Verano de mierda
Trabajé un verano como portero de una finca
en el barrio de Salamanca, haciendo una sustitución. Mi padre tuvo que pedir no
sé cuántos favores a unos cuantos hijos de perra, que le costaron doblar el
espinazo y besarles el culo cada vez que les encontraba. Y total para qué. Un
sueldo miserable por pasarme un huevo de horas sacando, metiendo y limpiando
cubos de basura, dando los buenos días y las buenas tardes a un puñado de loros
y momias de lo más antipático, recogiendo la correspondencia, y haciendo
recados de mierda. Sonriendo a cabrones. Chupando culos. Muriéndome de asco por
dentro. Avivando mi odio hacia aquel barrio, aquel edificio, aquellos vecinos.
Un verano infernal, uno de tantos.
Me obligaban a llevar una especie de
uniforme, pantalón de pinzas azul marino, el primero que me puse en mi vida y
camisa blanca de manga corta, más feos que su puta madre.

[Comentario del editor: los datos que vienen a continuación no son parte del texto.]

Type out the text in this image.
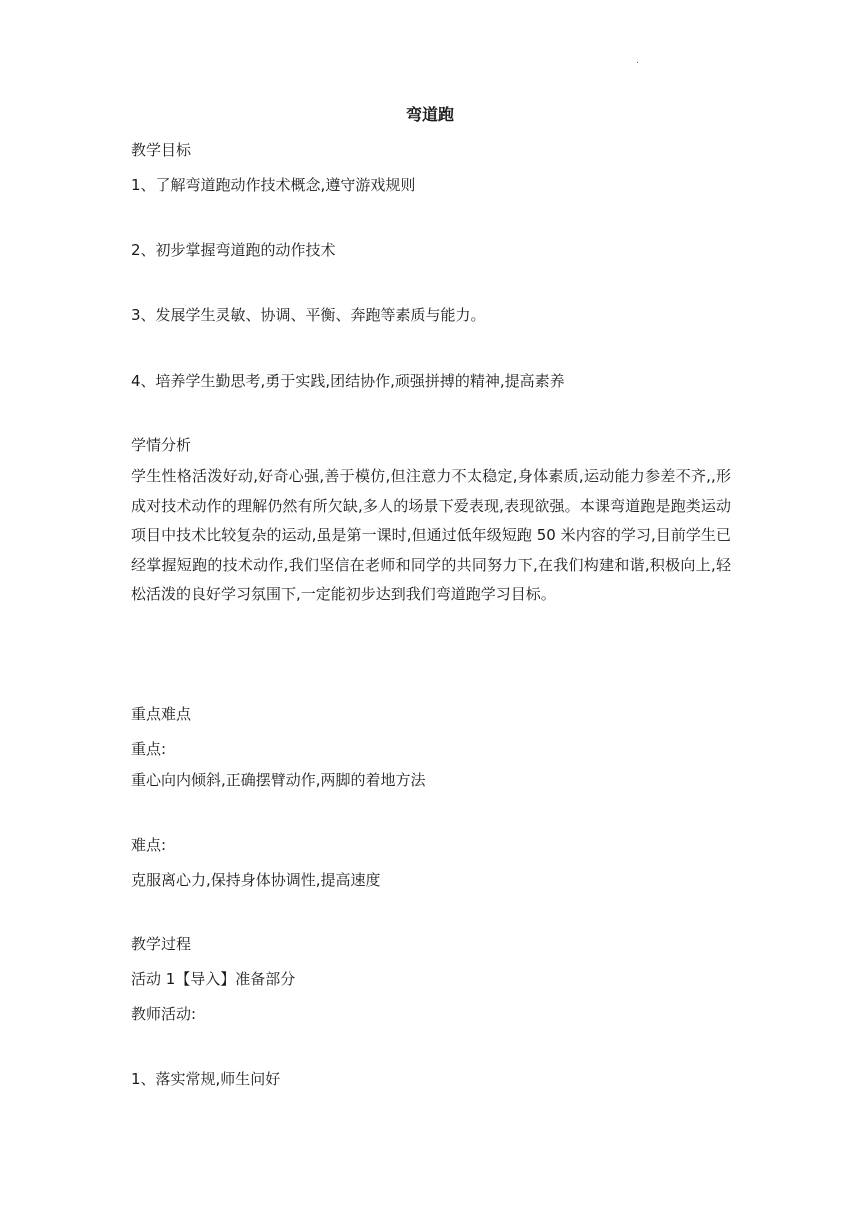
.
弯道跑
教学目标
1、了解弯道跑动作技术概念,遵守游戏规则
2、初步掌握弯道跑的动作技术
3、发展学生灵敏、协调、平衡、奔跑等素质与能力。
4、培养学生勤思考,勇于实践,团结协作,顽强拼搏的精神,提高素养
学情分析

学生性格活泼好动,好奇心强,善于模仿,但注意力不太稳定,身体素质,运动能力参差不齐,,形成对技术动作的理解仍然有所欠缺,多人的场景下爱表现,表现欲强。本课弯道跑是跑类运动项目中技术比较复杂的运动,虽是第一课时,但通过低年级短跑 50 米内容的学习,目前学生已经掌握短跑的技术动作,我们坚信在老师和同学的共同努力下,在我们构建和谐,积极向上,轻松活泼的良好学习氛围下,一定能初步达到我们弯道跑学习目标。

重点难点
重点:
重心向内倾斜,正确摆臂动作,两脚的着地方法
难点:
克服离心力,保持身体协调性,提高速度
教学过程
活动 1【导入】准备部分
教师活动:
1、落实常规,师生问好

Parecía un camarero
de pub de viejos, de lo más deprimente. El viaje lo hacía en transporte
público, desde Vallecas, y me ponía encima de aquellos trapos un chaleco
vaquero viejo, lleno de remaches, parches e imperdibles. Los zapatos del
uniforme, como de padre pero en bastos, iban en la mochila. Me ponía unas
bambas mugrientas de las que me despojaba al llegar al trabajo. Por aquella
época llevaba siempre mi pendientico de pirata en la oreja. Al llegar al
edificio infernal me quitaba las bambas, el chaleco y el pendiente, me
disfrazaba de gilipollas y a currar. Sólo volvía a ser yo al colocarme mi mugre
sobre aquellas ropas odiadas.
Aquel verano fui consciente por primera vez
del destino de mierda que me esperaba, atrapado toda mi vida en algún trabajo deprimente
parecido. Y decidí huir de aquello. Sin estudios, sin saber hacer nada, sin
oficio, sólo me quedaba atacar por la música. Me lancé de lleno.

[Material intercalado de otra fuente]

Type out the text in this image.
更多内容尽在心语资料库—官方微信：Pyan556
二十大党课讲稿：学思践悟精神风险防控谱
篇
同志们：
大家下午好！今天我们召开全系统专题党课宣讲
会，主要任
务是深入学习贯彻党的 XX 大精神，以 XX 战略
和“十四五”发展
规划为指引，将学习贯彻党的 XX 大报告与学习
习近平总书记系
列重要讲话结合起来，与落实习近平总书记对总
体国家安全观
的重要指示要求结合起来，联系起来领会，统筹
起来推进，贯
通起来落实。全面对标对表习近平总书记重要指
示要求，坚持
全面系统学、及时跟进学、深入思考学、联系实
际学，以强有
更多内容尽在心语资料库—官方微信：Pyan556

En mi desesperación decidí que tenía que
hacer algo extremo. Le tiré los trastos al tipo más chungo de nuestro barrio,
Culebra, un bicho malo a rabiar. Un tipo chungo de verdad, pendenciero, pero
que tenía una guitarra. Entendí que era el único de nuestro entorno que podía
darme lo que necesitaba. No era tocar más o menos decentemente, eso lo podía
encontrar a patadas. No, podía darme toda la rabia, la furia y la locura que
hacía falta para hacer verdadero ruido. Y así nació, después de aquel verano
de mierda, nuestra banda. La hostia, la que liamos.